When the play hits its intellectual stride, though, the affectation largely melts away. In the bristling scene-four negotiation among Warwick (Ed Shea), Cauchon (McEleney), and de Stogumber (William Damkoehler), we are watching three Trinity pros at the top of their game, eloquently personalizing the Shavian argument as they use it to muscle one another. And in the trial scene, which Dehnert has simply and strikingly staged, the younger half of the cast -- Mudge Tucker's now ghostly Joan, Eric Tucker's insidiously mild Inquisitor (he's also a tough/tender Dunois), and Algernon D'Ammassa's soulful amalgam of Shaw's Canon D'Estivet and Brother Martin Ladvenu -- rises to the level of the seasoned trio.

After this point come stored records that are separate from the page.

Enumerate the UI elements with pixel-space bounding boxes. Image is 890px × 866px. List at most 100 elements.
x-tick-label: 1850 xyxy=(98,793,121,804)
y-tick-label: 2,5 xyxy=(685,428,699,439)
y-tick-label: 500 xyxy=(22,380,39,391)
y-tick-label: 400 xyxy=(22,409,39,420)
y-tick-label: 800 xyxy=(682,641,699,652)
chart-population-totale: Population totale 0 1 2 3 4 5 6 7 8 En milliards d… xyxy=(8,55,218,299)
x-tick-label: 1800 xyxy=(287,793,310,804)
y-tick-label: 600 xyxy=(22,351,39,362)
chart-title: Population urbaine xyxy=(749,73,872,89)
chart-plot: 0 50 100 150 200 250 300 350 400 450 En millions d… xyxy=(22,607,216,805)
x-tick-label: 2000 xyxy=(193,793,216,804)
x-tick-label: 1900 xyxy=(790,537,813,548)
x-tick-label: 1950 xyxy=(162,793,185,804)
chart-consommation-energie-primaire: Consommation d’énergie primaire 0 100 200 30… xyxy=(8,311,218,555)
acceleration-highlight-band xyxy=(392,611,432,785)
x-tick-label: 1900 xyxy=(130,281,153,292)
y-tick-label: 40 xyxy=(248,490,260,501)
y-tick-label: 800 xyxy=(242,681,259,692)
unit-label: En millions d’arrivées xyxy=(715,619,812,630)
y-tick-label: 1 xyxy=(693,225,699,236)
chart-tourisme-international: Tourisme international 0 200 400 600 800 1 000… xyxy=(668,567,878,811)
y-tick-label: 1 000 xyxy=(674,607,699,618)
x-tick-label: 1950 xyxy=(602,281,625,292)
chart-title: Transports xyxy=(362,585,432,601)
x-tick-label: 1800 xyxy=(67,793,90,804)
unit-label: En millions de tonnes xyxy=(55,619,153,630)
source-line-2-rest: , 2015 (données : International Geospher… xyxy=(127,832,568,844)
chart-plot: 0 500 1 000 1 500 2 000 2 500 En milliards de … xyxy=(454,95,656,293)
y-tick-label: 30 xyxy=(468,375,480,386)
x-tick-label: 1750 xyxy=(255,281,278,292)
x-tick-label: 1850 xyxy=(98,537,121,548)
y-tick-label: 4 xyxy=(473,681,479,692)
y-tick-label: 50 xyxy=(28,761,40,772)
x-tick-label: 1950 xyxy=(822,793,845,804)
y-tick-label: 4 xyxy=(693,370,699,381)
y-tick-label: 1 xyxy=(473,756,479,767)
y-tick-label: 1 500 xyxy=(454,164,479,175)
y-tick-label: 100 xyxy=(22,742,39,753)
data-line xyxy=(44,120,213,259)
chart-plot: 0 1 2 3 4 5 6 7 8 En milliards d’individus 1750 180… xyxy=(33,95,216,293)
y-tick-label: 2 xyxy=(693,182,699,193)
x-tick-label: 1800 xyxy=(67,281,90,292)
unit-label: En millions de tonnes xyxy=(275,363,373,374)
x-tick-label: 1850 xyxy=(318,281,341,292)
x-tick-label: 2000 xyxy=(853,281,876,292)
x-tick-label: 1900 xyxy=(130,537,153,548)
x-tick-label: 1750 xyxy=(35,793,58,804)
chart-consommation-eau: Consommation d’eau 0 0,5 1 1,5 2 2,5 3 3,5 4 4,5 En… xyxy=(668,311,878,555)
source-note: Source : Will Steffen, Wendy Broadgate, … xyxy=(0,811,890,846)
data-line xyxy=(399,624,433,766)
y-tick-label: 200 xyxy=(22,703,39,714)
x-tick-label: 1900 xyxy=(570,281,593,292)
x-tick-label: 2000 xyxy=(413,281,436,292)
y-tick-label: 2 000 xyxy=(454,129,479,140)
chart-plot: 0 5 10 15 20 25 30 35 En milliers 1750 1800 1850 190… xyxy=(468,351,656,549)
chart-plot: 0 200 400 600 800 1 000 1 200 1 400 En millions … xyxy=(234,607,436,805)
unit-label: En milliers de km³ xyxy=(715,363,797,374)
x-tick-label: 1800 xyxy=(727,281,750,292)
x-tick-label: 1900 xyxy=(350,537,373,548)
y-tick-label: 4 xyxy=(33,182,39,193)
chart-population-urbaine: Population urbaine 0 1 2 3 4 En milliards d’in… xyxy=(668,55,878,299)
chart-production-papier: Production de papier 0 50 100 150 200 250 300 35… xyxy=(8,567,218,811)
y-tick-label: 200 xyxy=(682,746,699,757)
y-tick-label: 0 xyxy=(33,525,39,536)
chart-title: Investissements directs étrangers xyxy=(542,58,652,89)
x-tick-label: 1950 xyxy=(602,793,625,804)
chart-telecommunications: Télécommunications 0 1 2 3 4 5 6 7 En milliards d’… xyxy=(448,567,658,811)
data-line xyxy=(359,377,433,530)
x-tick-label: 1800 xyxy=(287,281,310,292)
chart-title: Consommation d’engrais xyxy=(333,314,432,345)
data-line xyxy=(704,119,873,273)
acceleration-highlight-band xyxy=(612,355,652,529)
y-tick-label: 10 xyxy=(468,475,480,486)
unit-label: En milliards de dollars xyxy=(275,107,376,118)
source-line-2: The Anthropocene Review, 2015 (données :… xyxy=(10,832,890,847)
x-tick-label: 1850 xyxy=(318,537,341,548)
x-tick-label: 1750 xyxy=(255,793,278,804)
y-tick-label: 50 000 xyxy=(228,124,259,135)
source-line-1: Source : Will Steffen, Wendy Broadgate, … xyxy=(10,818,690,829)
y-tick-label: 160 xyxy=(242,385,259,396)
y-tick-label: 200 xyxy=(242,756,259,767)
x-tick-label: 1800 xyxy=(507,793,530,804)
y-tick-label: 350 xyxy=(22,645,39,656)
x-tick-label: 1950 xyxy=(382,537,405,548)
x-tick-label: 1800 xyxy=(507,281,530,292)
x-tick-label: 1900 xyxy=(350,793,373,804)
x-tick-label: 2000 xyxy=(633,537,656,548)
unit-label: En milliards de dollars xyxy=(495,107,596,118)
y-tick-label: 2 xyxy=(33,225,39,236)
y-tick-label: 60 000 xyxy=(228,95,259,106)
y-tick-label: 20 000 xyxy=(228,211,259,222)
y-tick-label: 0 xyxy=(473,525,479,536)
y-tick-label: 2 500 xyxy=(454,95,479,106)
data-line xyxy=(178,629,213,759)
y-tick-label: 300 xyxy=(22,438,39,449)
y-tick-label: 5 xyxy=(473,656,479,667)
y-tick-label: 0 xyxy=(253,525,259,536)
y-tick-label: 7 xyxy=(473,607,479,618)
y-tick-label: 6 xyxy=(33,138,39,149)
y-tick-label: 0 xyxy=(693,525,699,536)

Mudge Tucker's Joan, her blond hair lank, her figure small in soiled white undershirt and pantaloons, is carried in like a sack of flour and seated alone toward the middle of the runway. Her judges are at our level, though Cauchon and the Inquisitor come at her from all directions, trying with all their concentrated might to get her to recant. Except for the fragile white spot that is Joan, the theater is dim. The interchange is riveting, and when the seemingly beaten Joan rises to recant her recantation, Mudge Tucker's choked-yet-soaring rendering of what must be one of the most famous speeches in modern drama is glorious. I've heard it a hundred times, and it moved me to tears.

Yes, there are things I would change about this production; it's tricky to balance slapstick with seriousness, and an actress playing Joan walks a tough road from dauntless caricature to touching truth. But by the end, I was sufficiently won over by Dehnert and company that I didn't mind their bringing a pizza into the epilogue. This scene's a little dotty anyway: a 1456 reunion of the principal characters, some alive, some dead, in a dream of Joan's one-time Dauphin, now Charles the Victorious. Reacting with a mix of incredulity, cackle, and spark to news of her beatification, Joan inquires, "O God that madest this beautiful earth, when will it be ready to receive Thy saints?" I don't know about this beautiful earth, but Trinity audiences should count themselves lucky to receive this unbeautiful Saint Joan.